Meloni’s election does not portend mass popular support for her far-right government, however, but the emergence of explosive conflict between the working class and European capitalism, with revolutionary implications. The fascistic evolution of the ruling elite has not reconciled workers and youth with the despised legacy of Mussolini and Hitler.

Instead, there is across Europe and internationally a growing wave of strikes and protests against inflation and the danger of nuclear war. The fight against inflation, fueled by NATO’s cut-off of energy imports as it wages war with Russia, as well by EU bank bailouts and the shock caused by the COVID-19 pandemic, is bringing workers into conflict with the policies of the entire ruling elite. The fact that this agenda is now implemented in Italy by the political heirs of Mussolini is exposing its essentially fascistic character.
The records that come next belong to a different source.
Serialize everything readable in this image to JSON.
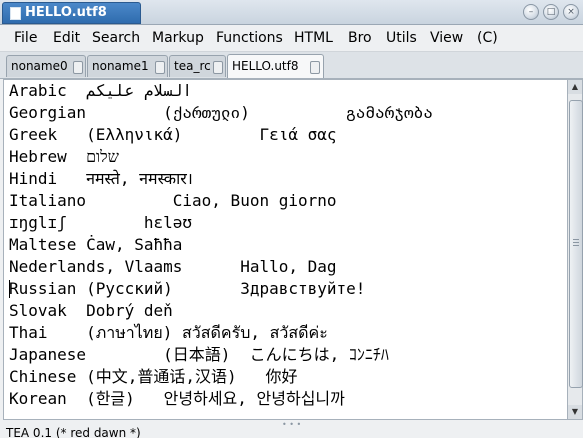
{
  "window": {
    "title": "HELLO.utf8",
    "controls": [
      "minimize-icon",
      "maximize-icon",
      "close-icon"
    ]
  },
  "menu": {
    "items": [
      "File",
      "Edit",
      "Search",
      "Markup",
      "Functions",
      "HTML",
      "Bro",
      "Utils",
      "View",
      "(C)"
    ]
  },
  "tabs": [
    {
      "label": "noname0",
      "active": false
    },
    {
      "label": "noname1",
      "active": false
    },
    {
      "label": "tea_rc",
      "active": false
    },
    {
      "label": "HELLO.utf8",
      "active": true
    }
  ],
  "editor": {
    "lines": [
      "Arabic  السلام عليكم",
      "Georgian        (ქართული)          გამარჯობა",
      "Greek   (Ελληνικά)        Γειά σας",
      "Hebrew  שלום",
      "Hindi   नमस्ते, नमस्कार।",
      "Italiano         Ciao, Buon giorno",
      "ɪŋglɪʃ        hɛləʊ",
      "Maltese Ċaw, Saħħa",
      "Nederlands, Vlaams      Hallo, Dag",
      "Russian (Русский)       Здравствуйте!",
      "Slovak  Dobrý deň",
      "Thai    (ภาษาไทย) สวัสดีครับ, สวัสดีค่ะ",
      "Japanese        (日本語)  こんにちは, ｺﾝﾆﾁﾊ",
      "Chinese (中文,普通话,汉语)   你好",
      "Korean  (한글)   안녕하세요, 안녕하십니까"
    ],
    "cursor_line": 10
  },
  "status": {
    "text": "TEA 0.1 (* red dawn *)"
  }
}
After a half-century of economic globalization, there is no basis for left politics but the international unification and mobilization of the working class on a revolutionary, socialist line. This requires the building of rank-and-file committees as independent organizations of struggle of the working class, and sections of the ICFI in Italy and internationally as the Marxist-Trotskyist alternative to the bankruptcy of the pseudo-left, leading the struggle for socialism.